Does that make you conscious of how you interact with it?
In a way, but we are all aware that we are subject to these influences and yet we maintain insistence on individual expression and individuality. It’s a funny paradox. yet we still do it and we can’t escape from it. I think this element of acceptance or perhaps cynical surrender has made the work more contemporary.
Yes, now you have this studio right in the centre of London.
Yes, it's maybe why my work started to change, I wanted to incorporate that side of our world and not reject it. I was always quite ambivalent about it and now I am trying to accept as part of who I am and who we are going forward. That’s not to say I think the way individual and social life is advancing is entirely a good right now. I think embodied or communal experience is really important for humans. And yet my figures are very isolated and longing. It’s an expression of being between worlds and coming to terms with that.

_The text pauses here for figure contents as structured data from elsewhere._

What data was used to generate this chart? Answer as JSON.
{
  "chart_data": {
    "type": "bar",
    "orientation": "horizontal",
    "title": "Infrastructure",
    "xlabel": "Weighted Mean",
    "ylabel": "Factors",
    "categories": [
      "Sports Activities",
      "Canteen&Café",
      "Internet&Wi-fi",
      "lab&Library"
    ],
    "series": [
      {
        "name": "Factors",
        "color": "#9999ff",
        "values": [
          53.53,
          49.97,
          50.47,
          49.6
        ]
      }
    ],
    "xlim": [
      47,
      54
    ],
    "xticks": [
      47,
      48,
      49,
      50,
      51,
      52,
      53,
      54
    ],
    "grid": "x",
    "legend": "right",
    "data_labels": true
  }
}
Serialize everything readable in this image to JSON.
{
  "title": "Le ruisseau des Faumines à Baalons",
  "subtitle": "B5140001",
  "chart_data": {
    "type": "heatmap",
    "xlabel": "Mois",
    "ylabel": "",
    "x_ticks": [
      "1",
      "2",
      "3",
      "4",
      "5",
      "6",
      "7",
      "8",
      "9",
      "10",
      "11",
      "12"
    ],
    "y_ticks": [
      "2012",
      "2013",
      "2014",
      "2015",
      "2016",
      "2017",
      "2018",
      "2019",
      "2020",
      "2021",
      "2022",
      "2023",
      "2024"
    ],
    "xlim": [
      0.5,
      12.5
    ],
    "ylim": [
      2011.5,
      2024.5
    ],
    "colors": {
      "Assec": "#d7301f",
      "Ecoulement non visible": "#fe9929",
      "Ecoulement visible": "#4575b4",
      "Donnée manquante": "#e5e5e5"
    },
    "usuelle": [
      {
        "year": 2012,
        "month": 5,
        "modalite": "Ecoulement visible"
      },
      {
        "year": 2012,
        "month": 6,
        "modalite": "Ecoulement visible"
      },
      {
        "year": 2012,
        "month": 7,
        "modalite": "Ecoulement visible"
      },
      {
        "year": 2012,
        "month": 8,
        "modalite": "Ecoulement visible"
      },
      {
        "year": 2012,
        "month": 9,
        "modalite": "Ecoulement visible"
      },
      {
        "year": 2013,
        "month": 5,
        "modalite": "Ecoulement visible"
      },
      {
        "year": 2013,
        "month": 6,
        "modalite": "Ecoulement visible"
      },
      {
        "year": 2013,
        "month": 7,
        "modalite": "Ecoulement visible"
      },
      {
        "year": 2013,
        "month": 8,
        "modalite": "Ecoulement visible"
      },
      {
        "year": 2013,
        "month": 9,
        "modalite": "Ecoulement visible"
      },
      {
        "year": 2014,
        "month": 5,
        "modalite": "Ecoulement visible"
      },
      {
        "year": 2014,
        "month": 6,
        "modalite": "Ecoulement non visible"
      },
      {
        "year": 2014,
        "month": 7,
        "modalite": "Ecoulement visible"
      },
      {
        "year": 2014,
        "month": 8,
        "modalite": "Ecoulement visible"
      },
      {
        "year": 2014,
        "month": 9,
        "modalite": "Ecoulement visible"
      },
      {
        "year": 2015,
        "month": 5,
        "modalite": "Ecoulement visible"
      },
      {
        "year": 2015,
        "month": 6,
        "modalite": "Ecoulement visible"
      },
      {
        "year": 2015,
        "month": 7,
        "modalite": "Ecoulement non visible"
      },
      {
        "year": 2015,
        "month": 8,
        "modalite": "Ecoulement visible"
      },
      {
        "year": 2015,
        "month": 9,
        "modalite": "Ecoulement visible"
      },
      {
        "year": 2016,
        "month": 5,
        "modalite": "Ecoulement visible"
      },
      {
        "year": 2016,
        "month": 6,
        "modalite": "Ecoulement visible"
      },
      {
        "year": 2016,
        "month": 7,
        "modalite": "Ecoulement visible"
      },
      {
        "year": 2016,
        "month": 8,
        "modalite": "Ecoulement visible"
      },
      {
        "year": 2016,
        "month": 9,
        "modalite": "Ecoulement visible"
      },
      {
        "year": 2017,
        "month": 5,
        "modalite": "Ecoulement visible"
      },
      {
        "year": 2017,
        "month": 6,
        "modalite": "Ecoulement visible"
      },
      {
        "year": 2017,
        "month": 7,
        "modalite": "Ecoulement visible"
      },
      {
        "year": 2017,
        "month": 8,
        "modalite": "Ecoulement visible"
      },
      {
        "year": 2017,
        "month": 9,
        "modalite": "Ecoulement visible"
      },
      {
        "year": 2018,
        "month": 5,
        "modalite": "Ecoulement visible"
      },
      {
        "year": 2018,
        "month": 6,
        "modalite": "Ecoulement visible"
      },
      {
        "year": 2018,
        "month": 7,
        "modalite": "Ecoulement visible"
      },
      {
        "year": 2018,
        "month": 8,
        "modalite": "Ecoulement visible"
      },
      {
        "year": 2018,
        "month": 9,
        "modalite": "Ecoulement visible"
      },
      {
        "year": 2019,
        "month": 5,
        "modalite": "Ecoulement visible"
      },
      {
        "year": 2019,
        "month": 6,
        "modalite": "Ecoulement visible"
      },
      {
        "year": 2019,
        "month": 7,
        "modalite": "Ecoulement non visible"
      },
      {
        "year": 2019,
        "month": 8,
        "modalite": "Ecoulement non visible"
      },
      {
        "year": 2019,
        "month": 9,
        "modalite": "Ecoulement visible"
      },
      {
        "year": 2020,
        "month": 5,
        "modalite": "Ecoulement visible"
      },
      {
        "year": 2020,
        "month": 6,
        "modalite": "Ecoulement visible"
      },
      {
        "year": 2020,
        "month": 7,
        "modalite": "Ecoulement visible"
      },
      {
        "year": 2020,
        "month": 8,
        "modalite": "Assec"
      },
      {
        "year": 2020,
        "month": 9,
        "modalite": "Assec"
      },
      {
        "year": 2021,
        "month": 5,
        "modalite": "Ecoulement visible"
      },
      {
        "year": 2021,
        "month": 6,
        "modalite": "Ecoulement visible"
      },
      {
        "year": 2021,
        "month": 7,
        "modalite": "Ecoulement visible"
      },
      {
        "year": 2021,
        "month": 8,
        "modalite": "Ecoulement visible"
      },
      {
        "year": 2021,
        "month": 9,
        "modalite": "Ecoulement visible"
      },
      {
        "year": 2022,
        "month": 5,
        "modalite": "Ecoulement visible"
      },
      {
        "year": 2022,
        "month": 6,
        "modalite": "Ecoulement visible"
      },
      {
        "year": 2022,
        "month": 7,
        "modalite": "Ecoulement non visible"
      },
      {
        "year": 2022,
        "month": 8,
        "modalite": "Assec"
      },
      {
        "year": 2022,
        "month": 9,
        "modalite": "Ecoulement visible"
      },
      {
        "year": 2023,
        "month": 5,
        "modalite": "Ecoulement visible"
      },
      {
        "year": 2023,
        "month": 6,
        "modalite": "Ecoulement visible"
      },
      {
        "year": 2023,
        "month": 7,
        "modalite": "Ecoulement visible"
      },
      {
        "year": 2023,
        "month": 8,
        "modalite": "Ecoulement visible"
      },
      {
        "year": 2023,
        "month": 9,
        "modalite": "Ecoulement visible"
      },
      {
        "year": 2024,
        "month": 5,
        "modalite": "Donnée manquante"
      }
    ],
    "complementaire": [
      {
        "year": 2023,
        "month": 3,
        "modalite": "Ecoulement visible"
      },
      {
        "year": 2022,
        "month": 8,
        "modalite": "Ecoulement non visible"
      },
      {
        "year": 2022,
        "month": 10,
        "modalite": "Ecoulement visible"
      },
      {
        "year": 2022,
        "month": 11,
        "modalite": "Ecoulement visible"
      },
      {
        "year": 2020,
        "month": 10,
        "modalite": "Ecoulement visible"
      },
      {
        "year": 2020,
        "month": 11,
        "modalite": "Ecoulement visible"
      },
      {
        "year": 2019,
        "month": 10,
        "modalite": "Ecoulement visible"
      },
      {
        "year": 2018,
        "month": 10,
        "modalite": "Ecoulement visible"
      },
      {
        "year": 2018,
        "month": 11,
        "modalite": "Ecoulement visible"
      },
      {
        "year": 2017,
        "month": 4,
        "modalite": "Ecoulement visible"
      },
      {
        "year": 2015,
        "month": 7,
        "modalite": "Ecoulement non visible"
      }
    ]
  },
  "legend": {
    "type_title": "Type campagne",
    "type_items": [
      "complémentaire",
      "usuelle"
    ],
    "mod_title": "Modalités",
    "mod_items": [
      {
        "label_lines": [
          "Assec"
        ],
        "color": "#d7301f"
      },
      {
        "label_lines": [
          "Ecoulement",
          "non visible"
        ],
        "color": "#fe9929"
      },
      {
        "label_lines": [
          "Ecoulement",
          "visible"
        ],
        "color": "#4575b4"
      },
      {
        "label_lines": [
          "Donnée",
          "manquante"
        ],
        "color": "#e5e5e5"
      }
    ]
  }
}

Which almost makes them a warning?
Sort of, they’re definitely ambivalent. I feel more fulfilled when I am able to do things involving the body; it’s probably what engages me in painting itself. With the increased digitization and capitalization of life, it can be harder to find unmediated spaces. Capitalism
is very good at taking over anything and transforming it into a transaction or product. Like with advertising, it takes something originally genuine like a human emotion and transforms it and makes it transactional.
For me, I’ve always found it important to try and find ways to keep a part of myself outside of systematic existence, but capitalism’s expansionary nature sometimes makes it feel like the endpoint is that nothing will be outside of it. Escaping it in a city is especially hard, so I think in my work I want to investigate that engagement but perhaps ambivalence towards elements of the current societal direction.